Help on class DecisionTreeRegressor in module sklearn.tree._classes:
class DecisionTreeRegressor(sklearn.base.RegressorMixin, BaseDecisionTree)
| DecisionTreeRegressor(criterion='mse', splitter='best', max_depth=None, min_samples_split=2, min_samples_leaf=1, min_weight_fraction_leaf=0.0, max_features=None, random_state=None, max_leaf_nodes=None, min_impurity_decrease=0.0, min_impurity_split=None, presort='deprecated', ccp_alpha=0.0)
|
| A decision tree regressor.
|
| Read more in the :ref:`User Guide <tree>`.
|
| Parameters
| ----------
| criterion : str, optional (default="mse")
| The function to measure the quality of a split. Supported criteria
| are "mse" for the mean squared error, which is equal to variance
| reduction as feature selection criterion and minimizes the L2 loss
| using the mean of each terminal node, "friedman_mse", which uses mean
| squared error with Friedman's improvement score for potential splits,
| and "mae" for the mean absolute error, which minimizes the L1 loss
| using the median of each terminal node.
|
| .. versionadded:: 0.18
| Mean Absolute Error (MAE) criterion.
|
| splitter : str, optional (default="best")
| The strategy used to choose the split at each node. Supported
| strategies are "best" to choose the best split and "random" to choose
| the best random split.
|
| max_depth : int or None, optional (default=None)
| The maximum depth of the tree. If None, then nodes are expanded until
| all leaves are pure or until all leaves contain less than
| min_samples_split samples.
|
| min_samples_split : int, float, optional (default=2)
| The minimum number of samples required to split an internal node:
|
| - If int, then consider `min_samples_split` as the minimum number.
| - If float, then `min_samples_split` is a fraction and
| `ceil(min_samples_split * n_samples)` are the minimum
| number of samples for each split.
|
| .. versionchanged:: 0.18
| Added float values for fractions.
|
| min_samples_leaf : int, float, optional (default=1)
| The minimum number of samples required to be at a leaf node.
| A split point at any depth will only be considered if it leaves at
| least ``min_samples_leaf`` training samples in each of the left and
| right branches. This may have the effect of smoothing the model,
| especially in regression.
|
| - If int, then consider `min_samples_leaf` as the minimum number.
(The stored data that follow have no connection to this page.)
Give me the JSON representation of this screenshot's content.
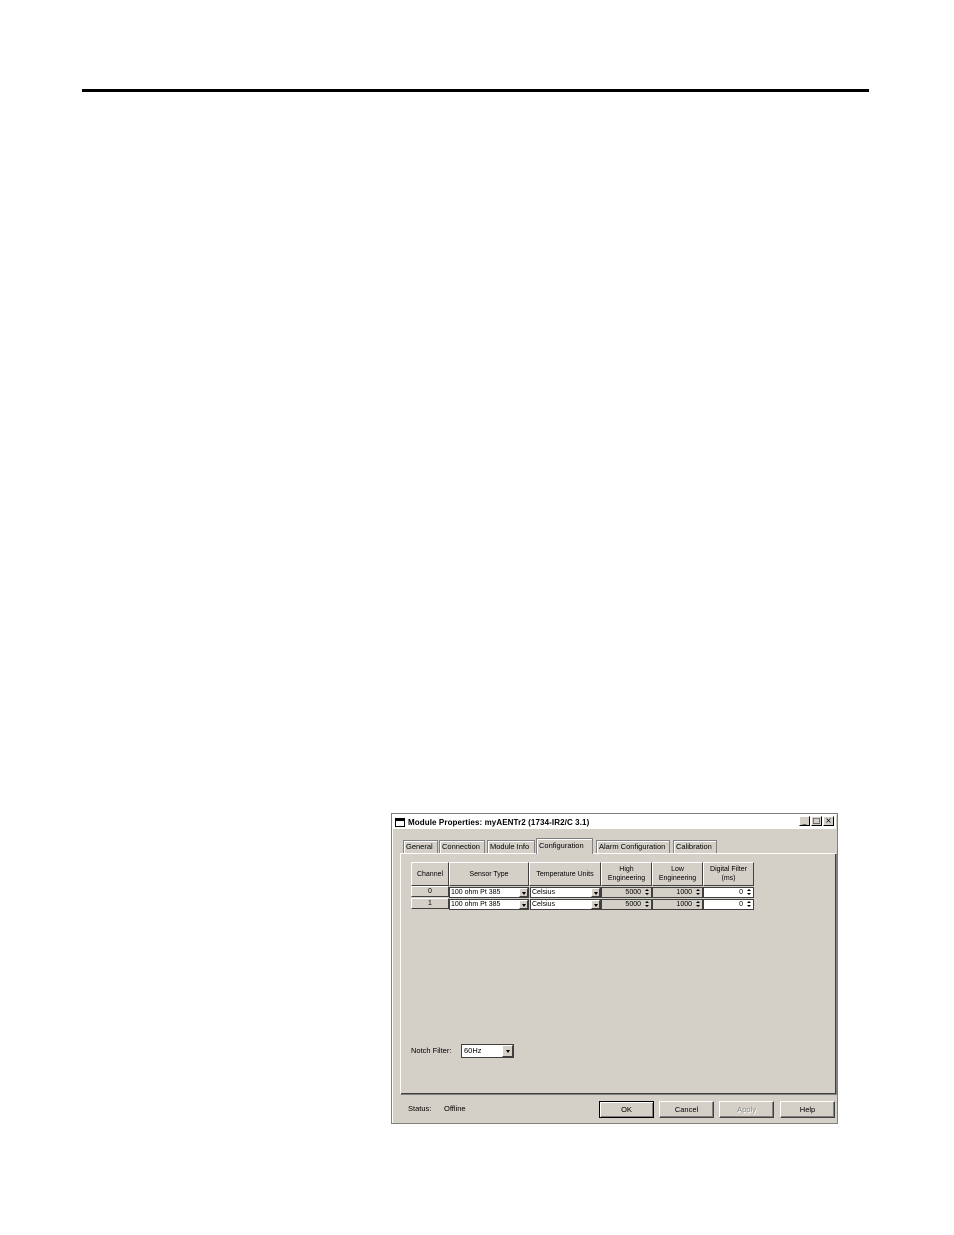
{
  "dialog": {
    "title": "Module Properties: myAENTr2 (1734-IR2/C 3.1)",
    "controls": [
      "_",
      "□",
      "×"
    ]
  },
  "tabs": [
    {
      "label": "General"
    },
    {
      "label": "Connection"
    },
    {
      "label": "Module Info"
    },
    {
      "label": "Configuration",
      "active": true
    },
    {
      "label": "Alarm Configuration"
    },
    {
      "label": "Calibration"
    }
  ],
  "grid": {
    "headers": {
      "channel": "Channel",
      "sensor_type": "Sensor Type",
      "temperature_units": "Temperature Units",
      "high_engineering": "High Engineering",
      "low_engineering": "Low Engineering",
      "digital_filter": "Digital Filter (ms)"
    },
    "rows": [
      {
        "channel": "0",
        "sensor_type": "100 ohm Pt 385",
        "temperature_units": "Celsius",
        "high_engineering": "5000",
        "low_engineering": "1000",
        "digital_filter": "0"
      },
      {
        "channel": "1",
        "sensor_type": "100 ohm Pt 385",
        "temperature_units": "Celsius",
        "high_engineering": "5000",
        "low_engineering": "1000",
        "digital_filter": "0"
      }
    ]
  },
  "notch_filter": {
    "label": "Notch Filter:",
    "value": "60Hz"
  },
  "status": {
    "label": "Status:",
    "value": "Offline"
  },
  "buttons": {
    "ok": "OK",
    "cancel": "Cancel",
    "apply": "Apply",
    "help": "Help"
  }
}
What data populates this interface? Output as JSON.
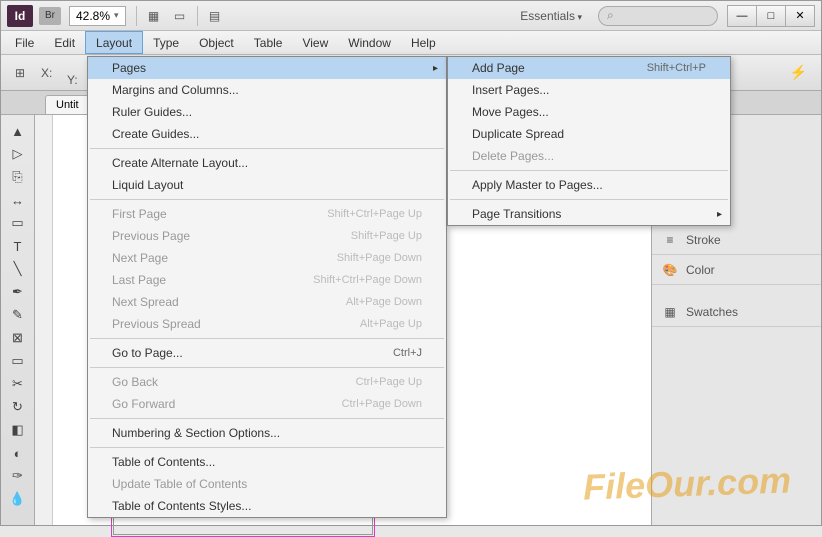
{
  "titlebar": {
    "app_badge": "Id",
    "bridge_badge": "Br",
    "zoom": "42.8%",
    "workspace": "Essentials",
    "search_placeholder": ""
  },
  "menubar": {
    "items": [
      "File",
      "Edit",
      "Layout",
      "Type",
      "Object",
      "Table",
      "View",
      "Window",
      "Help"
    ],
    "active_index": 2
  },
  "controlbar": {
    "x_label": "X:",
    "y_label": "Y:"
  },
  "doc_tab": "Untit",
  "layout_menu": [
    {
      "label": "Pages",
      "type": "submenu",
      "hover": true
    },
    {
      "label": "Margins and Columns..."
    },
    {
      "label": "Ruler Guides..."
    },
    {
      "label": "Create Guides..."
    },
    {
      "type": "sep"
    },
    {
      "label": "Create Alternate Layout..."
    },
    {
      "label": "Liquid Layout"
    },
    {
      "type": "sep"
    },
    {
      "label": "First Page",
      "shortcut": "Shift+Ctrl+Page Up",
      "disabled": true
    },
    {
      "label": "Previous Page",
      "shortcut": "Shift+Page Up",
      "disabled": true
    },
    {
      "label": "Next Page",
      "shortcut": "Shift+Page Down",
      "disabled": true
    },
    {
      "label": "Last Page",
      "shortcut": "Shift+Ctrl+Page Down",
      "disabled": true
    },
    {
      "label": "Next Spread",
      "shortcut": "Alt+Page Down",
      "disabled": true
    },
    {
      "label": "Previous Spread",
      "shortcut": "Alt+Page Up",
      "disabled": true
    },
    {
      "type": "sep"
    },
    {
      "label": "Go to Page...",
      "shortcut": "Ctrl+J"
    },
    {
      "type": "sep"
    },
    {
      "label": "Go Back",
      "shortcut": "Ctrl+Page Up",
      "disabled": true
    },
    {
      "label": "Go Forward",
      "shortcut": "Ctrl+Page Down",
      "disabled": true
    },
    {
      "type": "sep"
    },
    {
      "label": "Numbering & Section Options..."
    },
    {
      "type": "sep"
    },
    {
      "label": "Table of Contents..."
    },
    {
      "label": "Update Table of Contents",
      "disabled": true
    },
    {
      "label": "Table of Contents Styles..."
    }
  ],
  "pages_submenu": [
    {
      "label": "Add Page",
      "shortcut": "Shift+Ctrl+P",
      "hover": true
    },
    {
      "label": "Insert Pages..."
    },
    {
      "label": "Move Pages..."
    },
    {
      "label": "Duplicate Spread"
    },
    {
      "label": "Delete Pages...",
      "disabled": true
    },
    {
      "type": "sep"
    },
    {
      "label": "Apply Master to Pages..."
    },
    {
      "type": "sep"
    },
    {
      "label": "Page Transitions",
      "type": "submenu"
    }
  ],
  "right_panels": {
    "stroke": "Stroke",
    "color": "Color",
    "swatches": "Swatches"
  },
  "watermark": "FileOur.com"
}
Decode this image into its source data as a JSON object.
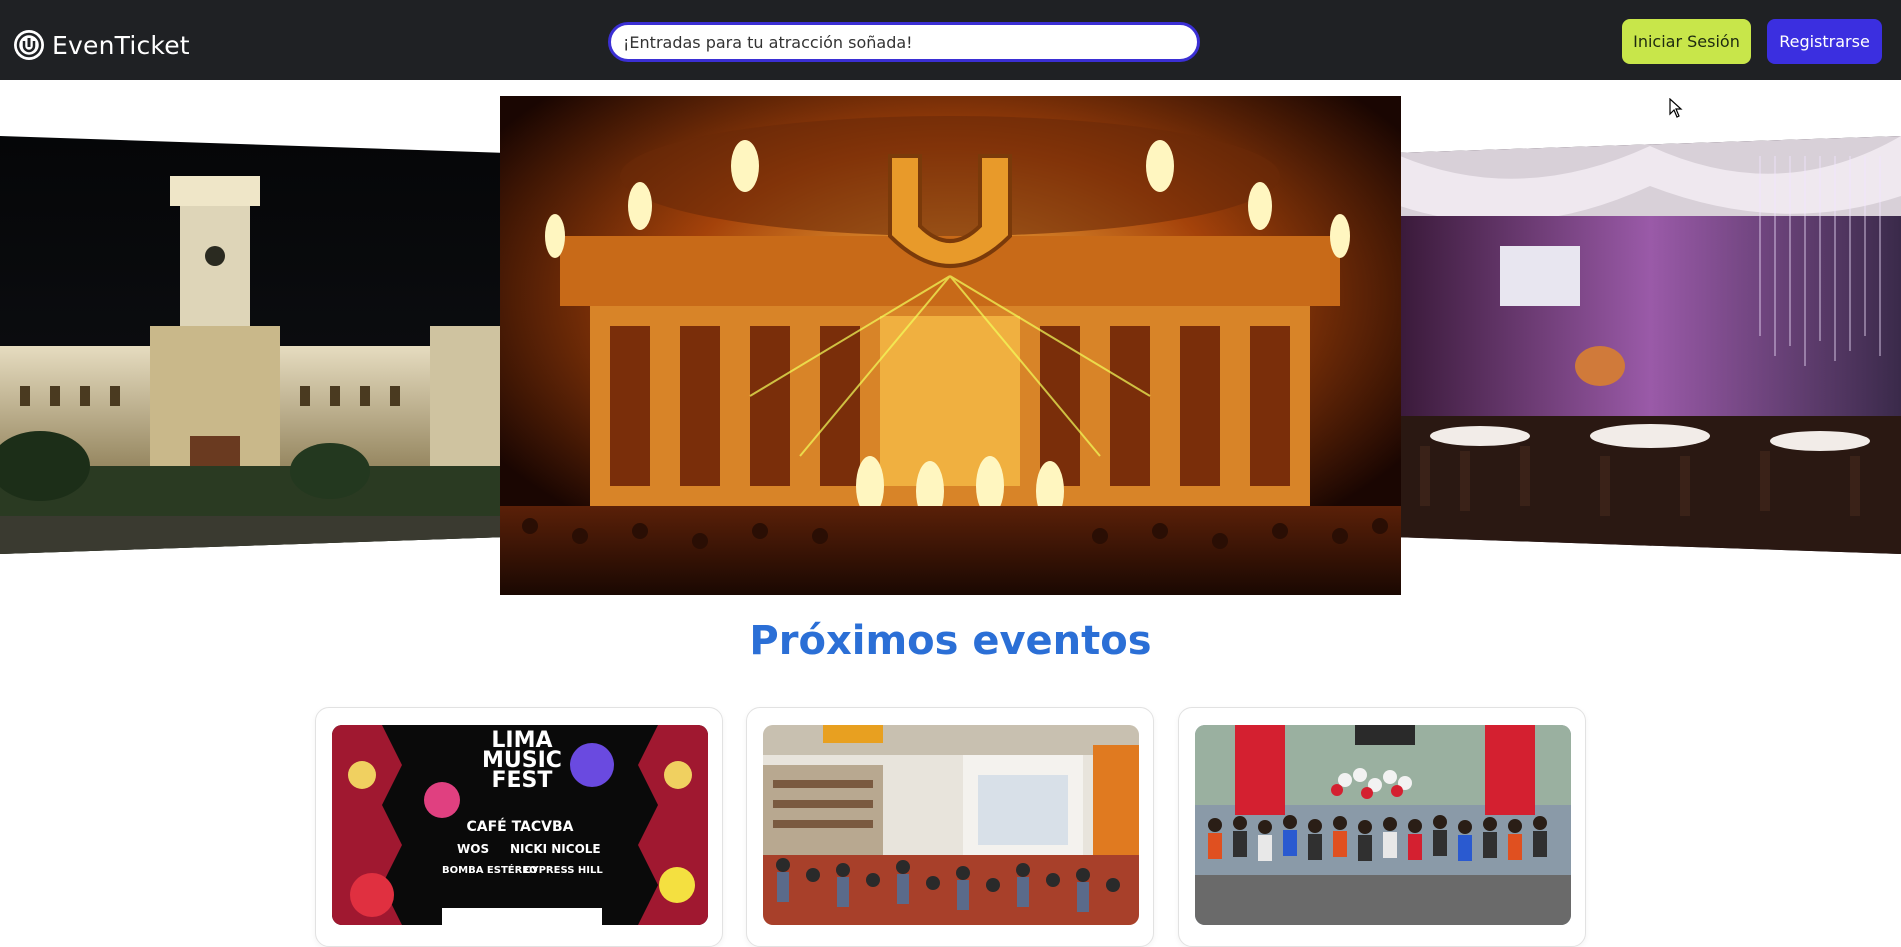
{
  "header": {
    "brand": "EvenTicket",
    "search_placeholder": "¡Entradas para tu atracción soñada!",
    "login_label": "Iniciar Sesión",
    "register_label": "Registrarse"
  },
  "hero": {
    "slides": [
      {
        "icon": "municipal-palace-image"
      },
      {
        "icon": "ultra-festival-stage-image"
      },
      {
        "icon": "event-hall-image"
      }
    ]
  },
  "section": {
    "title": "Próximos eventos"
  },
  "events": [
    {
      "icon": "lima-music-fest-poster",
      "poster": {
        "line1": "LIMA",
        "line2": "MUSIC",
        "line3": "FEST",
        "headliner": "CAFÉ TACVBA",
        "acts1": "WOS",
        "acts2": "NICKI NICOLE",
        "acts3": "BOMBA ESTÉREO",
        "acts4": "CYPRESS HILL"
      }
    },
    {
      "icon": "book-fair-photo"
    },
    {
      "icon": "marathon-photo"
    }
  ],
  "colors": {
    "header_bg": "#1f2124",
    "accent_blue": "#3b2fe0",
    "accent_lime": "#c8e64a",
    "title_blue": "#2b6fd6"
  }
}
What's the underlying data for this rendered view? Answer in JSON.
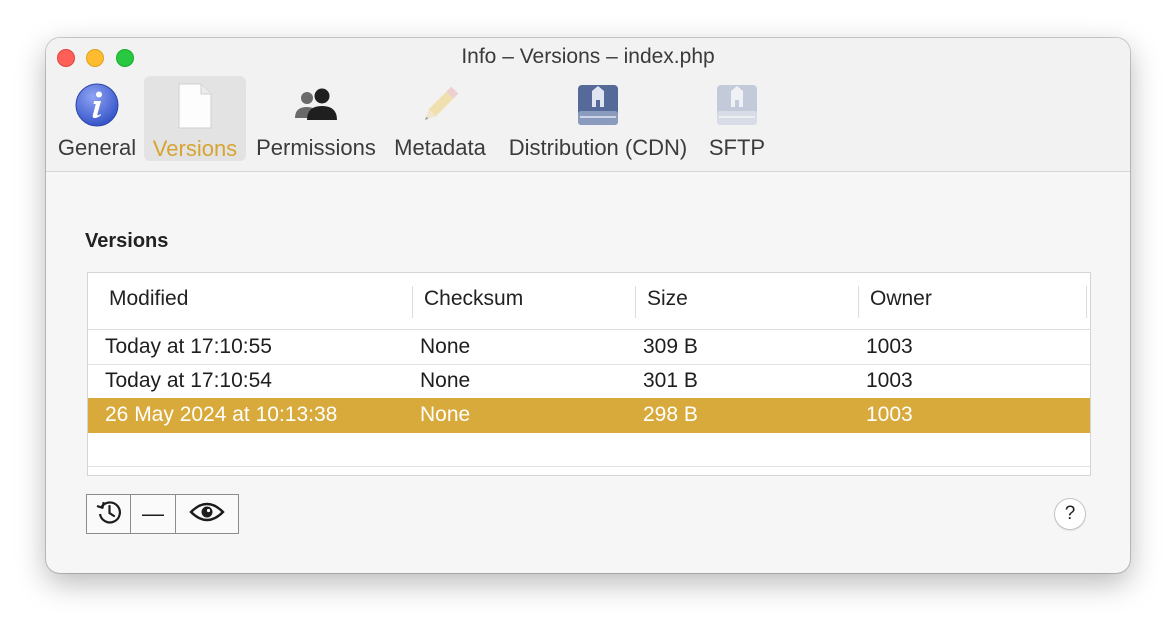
{
  "window": {
    "title": "Info – Versions – index.php"
  },
  "toolbar": {
    "items": [
      {
        "label": "General",
        "icon": "info-icon"
      },
      {
        "label": "Versions",
        "icon": "document-icon",
        "selected": true
      },
      {
        "label": "Permissions",
        "icon": "users-icon"
      },
      {
        "label": "Metadata",
        "icon": "pencil-icon",
        "disabled": true
      },
      {
        "label": "Distribution (CDN)",
        "icon": "drive-icon"
      },
      {
        "label": "SFTP",
        "icon": "drive-icon",
        "disabled": true
      }
    ]
  },
  "versions": {
    "section_title": "Versions",
    "columns": [
      "Modified",
      "Checksum",
      "Size",
      "Owner"
    ],
    "rows": [
      {
        "modified": "Today at 17:10:55",
        "checksum": "None",
        "size": "309 B",
        "owner": "1003",
        "selected": false
      },
      {
        "modified": "Today at 17:10:54",
        "checksum": "None",
        "size": "301 B",
        "owner": "1003",
        "selected": false
      },
      {
        "modified": "26 May 2024 at 10:13:38",
        "checksum": "None",
        "size": "298 B",
        "owner": "1003",
        "selected": true
      }
    ]
  },
  "buttons": {
    "revert_icon": "revert-history-icon",
    "delete_label": "—",
    "quicklook_icon": "eye-icon",
    "help_label": "?"
  },
  "colors": {
    "accent": "#d8aa3b",
    "close": "#fe5f57",
    "minimize": "#febc2e",
    "maximize": "#28c840"
  }
}
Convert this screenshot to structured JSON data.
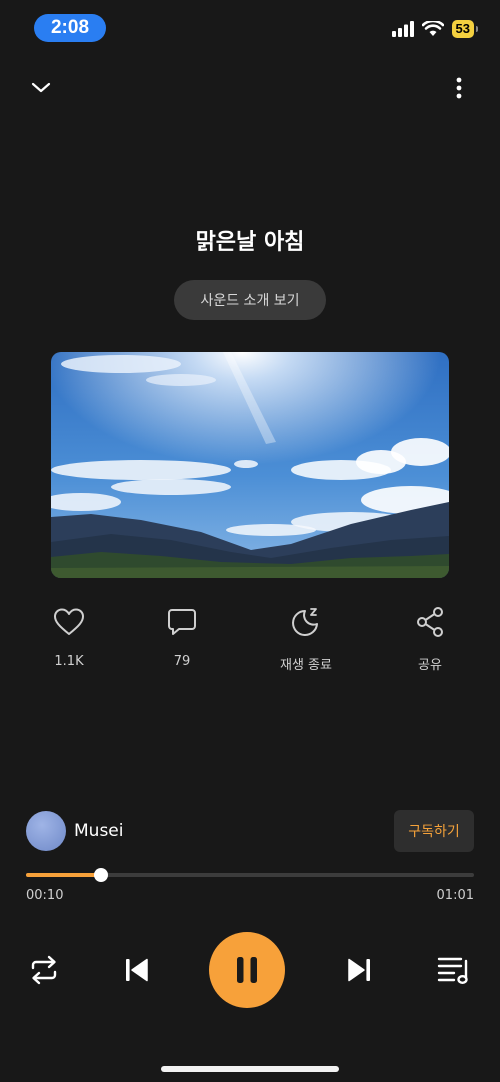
{
  "status_bar": {
    "time": "2:08",
    "battery": "53",
    "time_pill_color": "#2a7ef2",
    "battery_color": "#f4d03f"
  },
  "header": {
    "collapse_icon": "chevron-down-icon",
    "more_icon": "more-vertical-icon"
  },
  "track": {
    "title": "맑은날 아침",
    "intro_label": "사운드 소개 보기",
    "artwork": "sky-and-mountains-image"
  },
  "actions": [
    {
      "icon": "heart-icon",
      "label": "1.1K"
    },
    {
      "icon": "comment-icon",
      "label": "79"
    },
    {
      "icon": "sleep-moon-icon",
      "label": "재생 종료"
    },
    {
      "icon": "share-icon",
      "label": "공유"
    }
  ],
  "artist": {
    "name": "Musei",
    "subscribe_label": "구독하기"
  },
  "playback": {
    "current_time": "00:10",
    "duration": "01:01",
    "progress_fraction": 0.167,
    "accent_color": "#f7a13a"
  },
  "controls": {
    "repeat_icon": "repeat-icon",
    "previous_icon": "previous-track-icon",
    "pause_icon": "pause-icon",
    "next_icon": "next-track-icon",
    "playlist_icon": "playlist-icon"
  }
}
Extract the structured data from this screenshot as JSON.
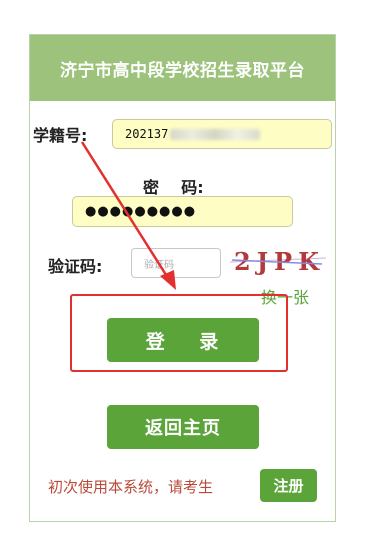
{
  "header": {
    "title": "济宁市高中段学校招生录取平台"
  },
  "form": {
    "student_id_label": "学籍号:",
    "student_id_value": "202137",
    "password_label": "密    码:",
    "password_value": "●●●●●●●●●",
    "captcha_label": "验证码:",
    "captcha_placeholder": "验证码",
    "captcha_text": "2JPK",
    "captcha_refresh": "换一张"
  },
  "buttons": {
    "login": "登 录",
    "home": "返回主页",
    "register": "注册"
  },
  "notice": "初次使用本系统，请考生",
  "colors": {
    "header_bg": "#9cc27b",
    "button_bg": "#5aa43a",
    "field_bg": "#fdfdc4",
    "highlight": "#e3302f",
    "notice": "#b94a3a"
  }
}
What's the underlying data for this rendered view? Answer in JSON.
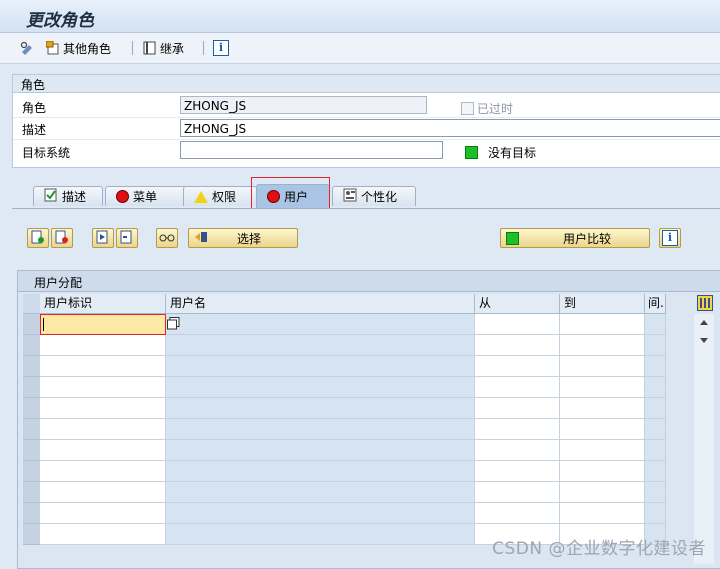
{
  "window": {
    "title": "更改角色"
  },
  "toolbar": {
    "other_role_label": "其他角色",
    "inherit_label": "继承",
    "icons": [
      "display-change-icon",
      "other-role-icon",
      "inherit-icon",
      "info-icon"
    ]
  },
  "role_section": {
    "header": "角色",
    "role_label": "角色",
    "role_value": "ZHONG_JS",
    "obsolete_label": "已过时",
    "desc_label": "描述",
    "desc_value": "ZHONG_JS",
    "target_label": "目标系统",
    "target_value": "",
    "no_target_label": "没有目标",
    "status_color": "#1ec02a"
  },
  "tabs": [
    {
      "label": "描述",
      "icon": "document-check-icon"
    },
    {
      "label": "菜单",
      "icon": "red-light-icon"
    },
    {
      "label": "权限",
      "icon": "warning-icon"
    },
    {
      "label": "用户",
      "icon": "red-light-icon",
      "active": true
    },
    {
      "label": "个性化",
      "icon": "personalize-icon"
    }
  ],
  "user_tab": {
    "select_button": "选择",
    "compare_button": "用户比较"
  },
  "user_assignment": {
    "header": "用户分配",
    "columns": [
      "用户标识",
      "用户名",
      "从",
      "到",
      "间."
    ],
    "rows": [
      [
        "",
        "",
        "",
        "",
        ""
      ],
      [
        "",
        "",
        "",
        "",
        ""
      ],
      [
        "",
        "",
        "",
        "",
        ""
      ],
      [
        "",
        "",
        "",
        "",
        ""
      ],
      [
        "",
        "",
        "",
        "",
        ""
      ],
      [
        "",
        "",
        "",
        "",
        ""
      ],
      [
        "",
        "",
        "",
        "",
        ""
      ],
      [
        "",
        "",
        "",
        "",
        ""
      ],
      [
        "",
        "",
        "",
        "",
        ""
      ],
      [
        "",
        "",
        "",
        "",
        ""
      ],
      [
        "",
        "",
        "",
        "",
        ""
      ]
    ]
  },
  "watermark": "CSDN @企业数字化建设者"
}
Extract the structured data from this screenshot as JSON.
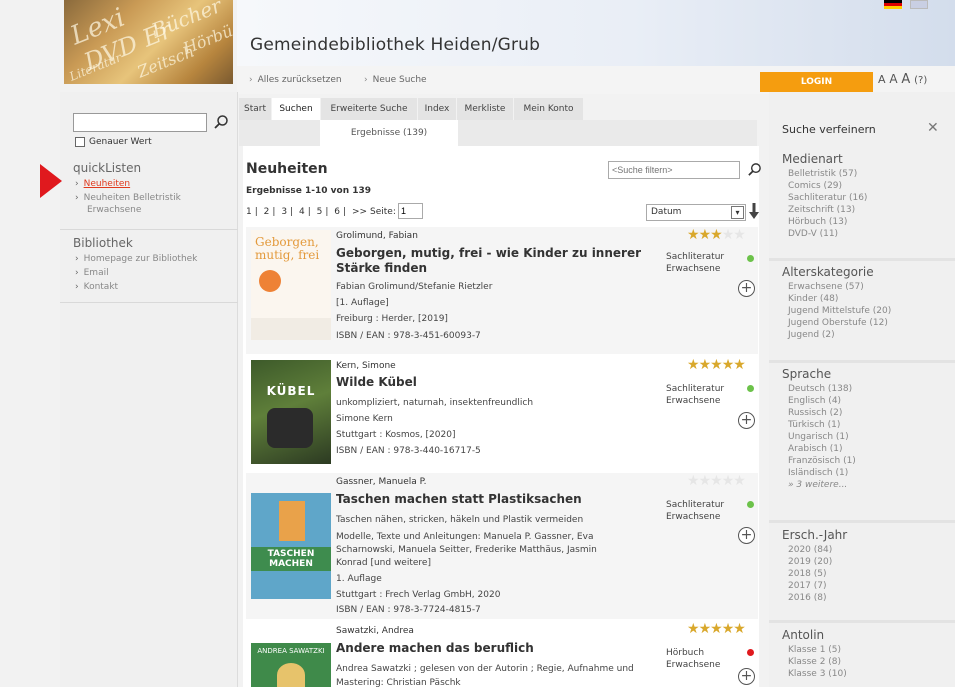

| - If float, then `min_samples_leaf` is a fraction and
| `ceil(min_samples_leaf * n_samples)` are the minimum
| number of samples for each node.
|
| .. versionchanged:: 0.18
| Added float values for fractions.
|
| min_weight_fraction_leaf : float, optional (default=0.)
| The minimum weighted fraction of the sum total of weights (of all
| the input samples) required to be at a leaf node. Samples have
| equal weight when sample_weight is not provided.
|
| max_features : int, float, str or None, optional (default=None)
| The number of features to consider when looking for the best split:
|
| - If int, then consider `max_features` features at each split.
| - If float, then `max_features` is a fraction and
| `int(max_features * n_features)` features are considered at each
| split.
| - If "auto", then `max_features=n_features`.
| - If "sqrt", then `max_features=sqrt(n_features)`.
| - If "log2", then `max_features=log2(n_features)`.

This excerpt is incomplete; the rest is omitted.